A reverse osmosis unit also uses a tank and a pump. When the water filters through the membrane stage much water is wasted, this is because the membrane is so fine that only so much water can go through it at a time yet it requires strong pressure for water to be pushed through. This results in a mind boggling 80% of the water being flushed down the drain and not used at all. What water is filtered is fed into a pressurised tank to build enough pressure in the system for you to have good flow out of your tap. Some systems come with an electric pump to help improve the pressure so you don't wait for hours to fill you kettle.
So now you know how a reverse osmosis system works and all what is involved in getting the quality of water you want. This system will only be recommended to someone who is not on our regular municipal water which has been treated by the city. Reverse osmosis is very costly in the long term and also wastes a lot of water. It can cost you up to R1200 in filters alone every year and R500 in filters alone every 6 months. It requires regular maintenance and servicing to ensure it is performing well and not wasting more water than it needs to. There are far simpler options available for the majority of us who are on a municipal supply.
"RO is complete overkill unless you have brackish water."
Let me tell you how a regular system works and what is involved to give a very high quality of water at a fraction of the cost long term.

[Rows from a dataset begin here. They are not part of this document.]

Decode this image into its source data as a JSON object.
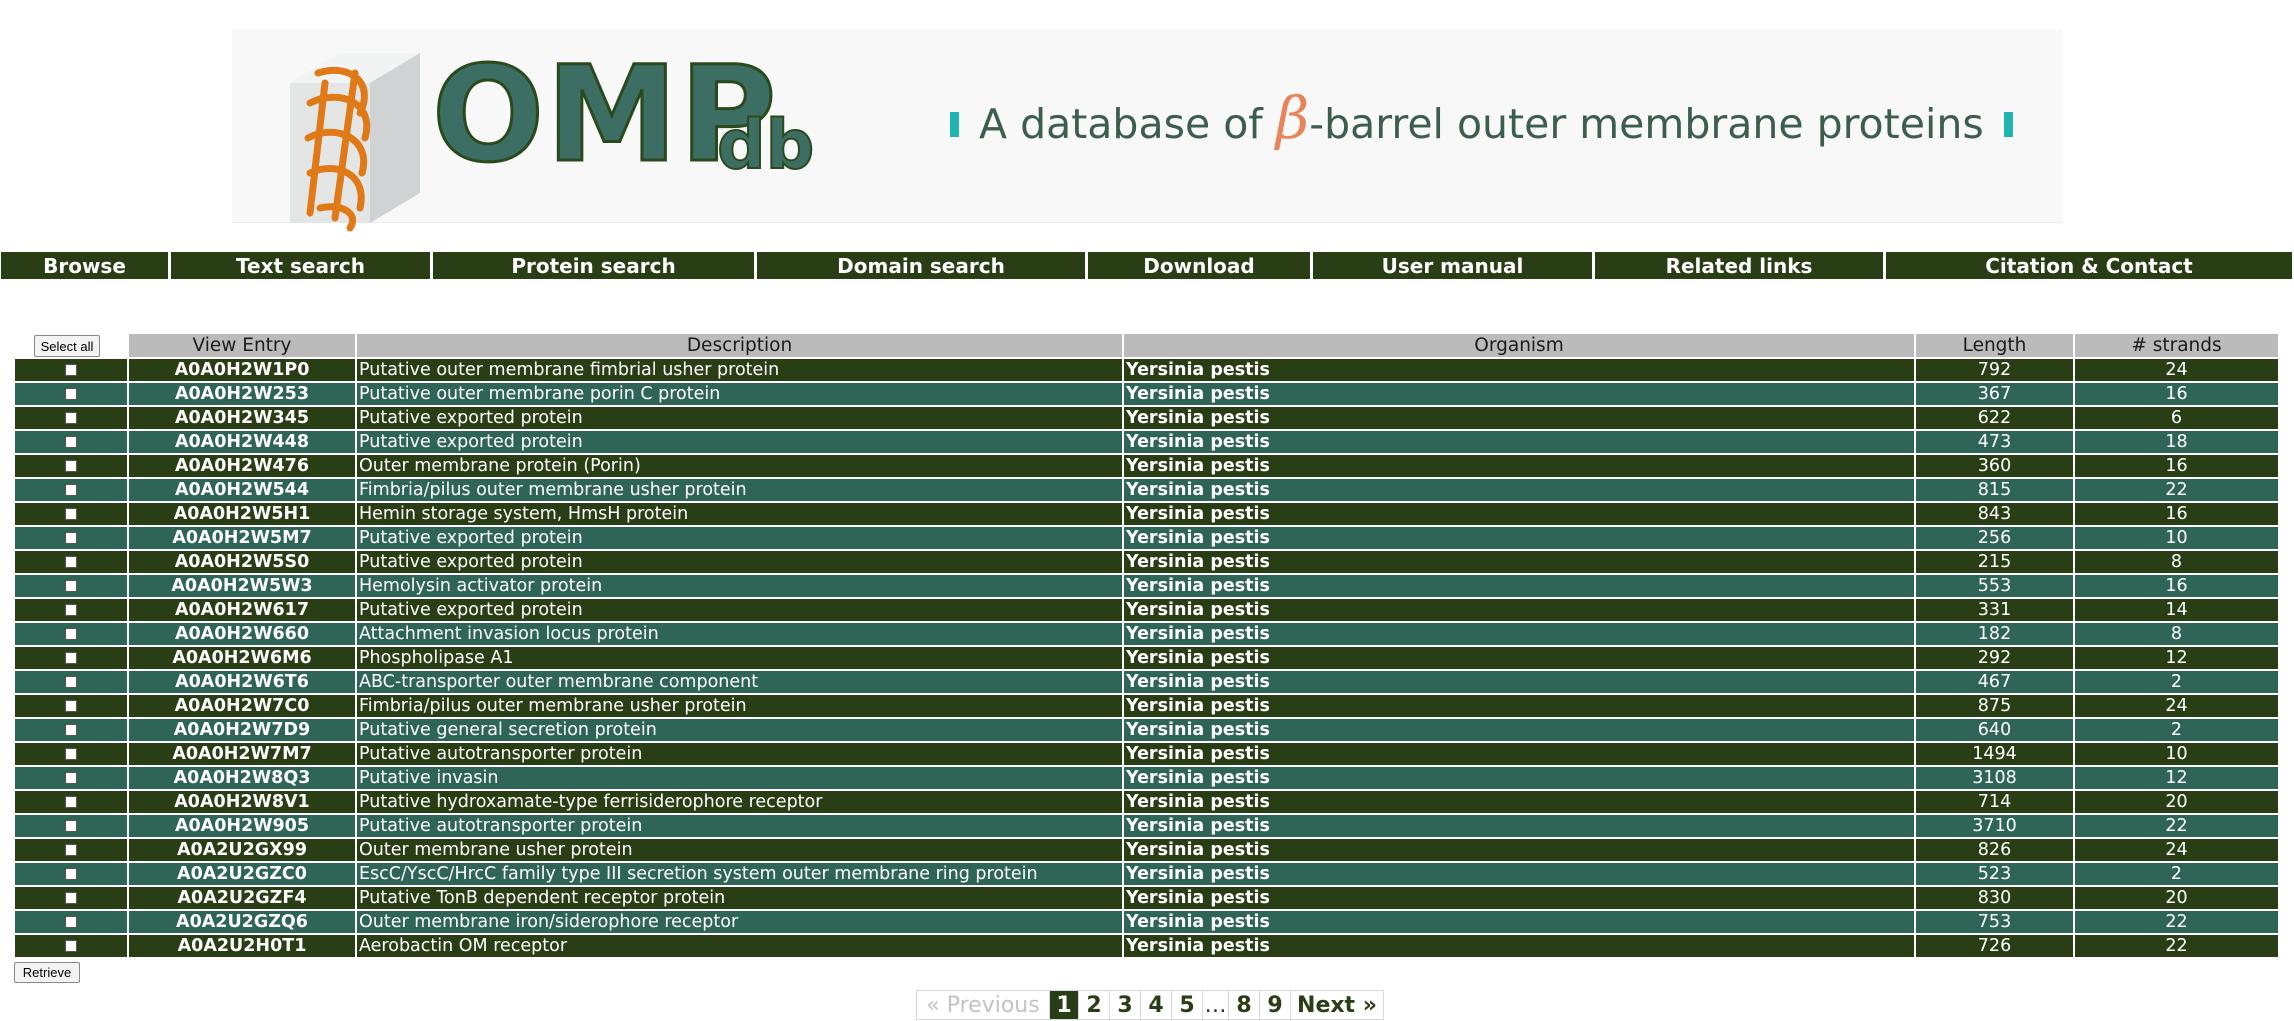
{
  "banner": {
    "logo_main": "OMP",
    "logo_sub": "db",
    "tagline_pre": "A database of ",
    "tagline_beta": "β",
    "tagline_post": "-barrel outer membrane proteins"
  },
  "nav": [
    {
      "label": "Browse"
    },
    {
      "label": "Text search"
    },
    {
      "label": "Protein search"
    },
    {
      "label": "Domain search"
    },
    {
      "label": "Download"
    },
    {
      "label": "User manual"
    },
    {
      "label": "Related links"
    },
    {
      "label": "Citation & Contact"
    }
  ],
  "table": {
    "select_all_label": "Select all",
    "headers": {
      "entry": "View Entry",
      "description": "Description",
      "organism": "Organism",
      "length": "Length",
      "strands": "# strands"
    },
    "rows": [
      {
        "entry": "A0A0H2W1P0",
        "description": "Putative outer membrane fimbrial usher protein",
        "organism": "Yersinia pestis",
        "length": "792",
        "strands": "24"
      },
      {
        "entry": "A0A0H2W253",
        "description": "Putative outer membrane porin C protein",
        "organism": "Yersinia pestis",
        "length": "367",
        "strands": "16"
      },
      {
        "entry": "A0A0H2W345",
        "description": "Putative exported protein",
        "organism": "Yersinia pestis",
        "length": "622",
        "strands": "6"
      },
      {
        "entry": "A0A0H2W448",
        "description": "Putative exported protein",
        "organism": "Yersinia pestis",
        "length": "473",
        "strands": "18"
      },
      {
        "entry": "A0A0H2W476",
        "description": "Outer membrane protein (Porin)",
        "organism": "Yersinia pestis",
        "length": "360",
        "strands": "16"
      },
      {
        "entry": "A0A0H2W544",
        "description": "Fimbria/pilus outer membrane usher protein",
        "organism": "Yersinia pestis",
        "length": "815",
        "strands": "22"
      },
      {
        "entry": "A0A0H2W5H1",
        "description": "Hemin storage system, HmsH protein",
        "organism": "Yersinia pestis",
        "length": "843",
        "strands": "16"
      },
      {
        "entry": "A0A0H2W5M7",
        "description": "Putative exported protein",
        "organism": "Yersinia pestis",
        "length": "256",
        "strands": "10"
      },
      {
        "entry": "A0A0H2W5S0",
        "description": "Putative exported protein",
        "organism": "Yersinia pestis",
        "length": "215",
        "strands": "8"
      },
      {
        "entry": "A0A0H2W5W3",
        "description": "Hemolysin activator protein",
        "organism": "Yersinia pestis",
        "length": "553",
        "strands": "16"
      },
      {
        "entry": "A0A0H2W617",
        "description": "Putative exported protein",
        "organism": "Yersinia pestis",
        "length": "331",
        "strands": "14"
      },
      {
        "entry": "A0A0H2W660",
        "description": "Attachment invasion locus protein",
        "organism": "Yersinia pestis",
        "length": "182",
        "strands": "8"
      },
      {
        "entry": "A0A0H2W6M6",
        "description": "Phospholipase A1",
        "organism": "Yersinia pestis",
        "length": "292",
        "strands": "12"
      },
      {
        "entry": "A0A0H2W6T6",
        "description": "ABC-transporter outer membrane component",
        "organism": "Yersinia pestis",
        "length": "467",
        "strands": "2"
      },
      {
        "entry": "A0A0H2W7C0",
        "description": "Fimbria/pilus outer membrane usher protein",
        "organism": "Yersinia pestis",
        "length": "875",
        "strands": "24"
      },
      {
        "entry": "A0A0H2W7D9",
        "description": "Putative general secretion protein",
        "organism": "Yersinia pestis",
        "length": "640",
        "strands": "2"
      },
      {
        "entry": "A0A0H2W7M7",
        "description": "Putative autotransporter protein",
        "organism": "Yersinia pestis",
        "length": "1494",
        "strands": "10"
      },
      {
        "entry": "A0A0H2W8Q3",
        "description": "Putative invasin",
        "organism": "Yersinia pestis",
        "length": "3108",
        "strands": "12"
      },
      {
        "entry": "A0A0H2W8V1",
        "description": "Putative hydroxamate-type ferrisiderophore receptor",
        "organism": "Yersinia pestis",
        "length": "714",
        "strands": "20"
      },
      {
        "entry": "A0A0H2W905",
        "description": "Putative autotransporter protein",
        "organism": "Yersinia pestis",
        "length": "3710",
        "strands": "22"
      },
      {
        "entry": "A0A2U2GX99",
        "description": "Outer membrane usher protein",
        "organism": "Yersinia pestis",
        "length": "826",
        "strands": "24"
      },
      {
        "entry": "A0A2U2GZC0",
        "description": "EscC/YscC/HrcC family type III secretion system outer membrane ring protein",
        "organism": "Yersinia pestis",
        "length": "523",
        "strands": "2"
      },
      {
        "entry": "A0A2U2GZF4",
        "description": "Putative TonB dependent receptor protein",
        "organism": "Yersinia pestis",
        "length": "830",
        "strands": "20"
      },
      {
        "entry": "A0A2U2GZQ6",
        "description": "Outer membrane iron/siderophore receptor",
        "organism": "Yersinia pestis",
        "length": "753",
        "strands": "22"
      },
      {
        "entry": "A0A2U2H0T1",
        "description": "Aerobactin OM receptor",
        "organism": "Yersinia pestis",
        "length": "726",
        "strands": "22"
      }
    ],
    "retrieve_label": "Retrieve"
  },
  "pagination": {
    "previous": "« Previous",
    "pages": [
      "1",
      "2",
      "3",
      "4",
      "5",
      "…",
      "8",
      "9"
    ],
    "current": "1",
    "next": "Next »"
  },
  "colors": {
    "dark_row": "#2a3e16",
    "light_row": "#2f6557",
    "header_bg": "#bbbbbb",
    "accent_teal": "#21b5b2",
    "beta_orange": "#e8845a"
  }
}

The most common is a single housing unit which has either a Granular Activated Carbon (GAC) Filter or a GAC and KDF filter cartridge. Both types of filters will give you the same result yet the one containing KDF will last twice the lifespan as the GAC only cartridge. Both these cartridges will give you water which is free from chlorine, heavy metals such as aluminium, lead and mercury, any herbicides and pesticides and any sediment in the water. Both cartridges will also remove any bad tastes and smells and is leaving behind all the minerals and vitamins which is why we are drinking water in the first place. Another option is a double housing unit which contains a 5 micron POE sediment filter along with either a GAC filter cartridge or a GAC and KDF filter cartridge. The sediment filter comes before the GAC filter to capture any sediment in the water before it may prematurely clog up the GAC filter and shortening its life span. I will recommend either of these units to anyone who is on our standard municipal water supply. They will give you the quality of water you want and are far more cost effective to maintain long term. The sediment filter needs to be changed every 6 months along with the GAC filter cartridge at as much as R200 per change. The GAC and KDF filter cartridge can last as long as 2 years at a cost of between R800 to R1800 depending on the supplier.
So as you can see you are most probably not in need of a Reverse Osmosis system where a regular system will work just fine and cost you a fraction of the price. Yes I suppose there is a great peace of mind which comes with having an R.O system as you know 100% you are getting a quality of water with absolutely no impurities in it what so ever. But is it worth wasting 80% of the water used in an R.O system along with the high maintenance costs??